Conclusions: Southern (Patagonian) Chile has been recolonised by D. antarctica relatively recently, probably since the LGM. The inferred trans-oceanic ancestry of these Patagonian populations supports the notion that D. antarctica is capable of long-distance dispersal via rafting. In contrast, further north in central Chile, the correspondence of genetic disjunctions in D. antarctica with long beaches indicates that habitat discontinuity drives genetic isolation among established kelp populations. We conclude that rafting facilitates colonisation of unoccupied shores, but has limited potential to enhance gene-flow among established populations. Broadly, this study demonstrates that some taxa may be considered to have either high or low dispersal potential across different temporal and geographic scales.

Figure 1

Patagonian Ice Sheet at the Last Glacial Maximum. Map of South America showing the extent of the Patagonian Ice Sheet at the LGM (after [27]). Modern oceanographic conditions around South America are also indicated. Dashed lines indicate mean annual sea surface temperatures (after [80]). Arrows show directions of major surface currents, the Antarctic Circumpolar Current (ACC), the Humboldt Current (HC), the Cape Horn Current (CHC) and the Malvinas Current (MC) (after [81]).

Figure 2

Phylogeography of Chilean bull-kelp. A) ML phylogeny of D. antarctica for COI including data from 17 new localities in Chile, as well as published sequences from 7 localities in central Chile (indicated by asterisks), and localities in New Zealand and the subantarctic [19]. Coloured triangles represent haplotypes found in Chile, with colours corresponding to those in panel B and Fig 3. Bayesian PP values are shown in black above the line, and ML bootstraps are in grey below the line. Support values < 50% are not shown, nor are values on some minor, distal branches within the major clades. Outgroups have been trimmed for clarity. B) Location of all sampled localities along the coast of Chile. Pie charts indicate distribution and proportions of haplotypes, with haplotype colours corresponding to those in panel A and Fig 3. Grey numbers to the left of pie charts show total number of samples from each locality.

Figure 3

Haplotype networks and global projection. COI haplotype network diagrams of D. antarctica for A) the 'central Chilean' clade and B) the 'Patagonian/subantarctic' clade (see also [19]), with circle size scaled approximately according to haplotype frequency, and small dots representing undetected, hypothetical haplotypes. Although the 'Patagonian/subantarctic' and 'New Zealand south' clades [19] joined parsimoniously using network analysis, the 'central Chilean' clade did not join to any other lineages at ≥90% confidence limit: a hypothetical, non-statistically supported connection between the major clades is indicated with a red dashed line. The most common (C-I/red) haplotype was found throughout Chilean Patagonia [this study] and the subantarctic [19]. C) Global projection showing locations of other (subantarctic) sites at which the Patagonian (C-I/red) haplotype has previously been detected [19]. The eastward flow of the Antarctic Circumpolar Current (ACC) is indicated.

Figure 4

Isolation-by-distance.
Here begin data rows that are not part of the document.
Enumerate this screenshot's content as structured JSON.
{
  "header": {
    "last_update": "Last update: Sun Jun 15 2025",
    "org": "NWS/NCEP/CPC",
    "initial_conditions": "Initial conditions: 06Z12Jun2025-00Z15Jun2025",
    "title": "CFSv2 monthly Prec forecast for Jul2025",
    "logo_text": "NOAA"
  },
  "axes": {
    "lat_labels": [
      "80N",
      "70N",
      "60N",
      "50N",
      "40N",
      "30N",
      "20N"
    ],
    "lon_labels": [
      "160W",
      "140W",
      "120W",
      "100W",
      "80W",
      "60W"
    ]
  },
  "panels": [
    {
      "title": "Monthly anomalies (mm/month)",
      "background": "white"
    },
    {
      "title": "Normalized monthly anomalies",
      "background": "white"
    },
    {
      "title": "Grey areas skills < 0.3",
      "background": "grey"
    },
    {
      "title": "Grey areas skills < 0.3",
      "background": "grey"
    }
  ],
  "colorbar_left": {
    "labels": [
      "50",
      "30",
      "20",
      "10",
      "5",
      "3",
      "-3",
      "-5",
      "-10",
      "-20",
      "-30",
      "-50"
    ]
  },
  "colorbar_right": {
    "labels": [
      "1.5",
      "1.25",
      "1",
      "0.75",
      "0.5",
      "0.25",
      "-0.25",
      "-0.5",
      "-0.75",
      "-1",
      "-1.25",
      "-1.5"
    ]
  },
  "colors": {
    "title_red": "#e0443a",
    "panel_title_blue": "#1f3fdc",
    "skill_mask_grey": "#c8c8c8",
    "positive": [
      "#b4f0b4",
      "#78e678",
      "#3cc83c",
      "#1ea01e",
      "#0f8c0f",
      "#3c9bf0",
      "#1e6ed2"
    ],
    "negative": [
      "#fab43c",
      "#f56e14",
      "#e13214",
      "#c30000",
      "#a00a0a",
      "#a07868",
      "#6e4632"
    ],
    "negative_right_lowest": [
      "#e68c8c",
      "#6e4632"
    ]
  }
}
Isolation-by-distance (Mantel) analysis, illustrating the relationship between COI genetic distance (Nei's raw average pairwise difference, D) and geographical distance for D. antarctica among central Chilean (32°-42°S) sampling locations.

Figure 5

The effect of beach length on phylogeographic structure in bull-kelp in central Chile. Maximum length of beaches between pairs of adjacent sampled localities in central Chile [data estimated from Google Earth satellite images]. Upper: locality pairs between which there is a marked mitochondrial (COI) genetic disjunction (Nei's raw average pairwise difference, D, > 1.0) are shown in black, whereas genetically-similar locality pairs (D < 1.0) are shown in grey. Lower: Nei's raw average pairwise differences (D) for COI, plotted against maximum uninterrupted beach length, between all adjacent locality pairs in central Chile.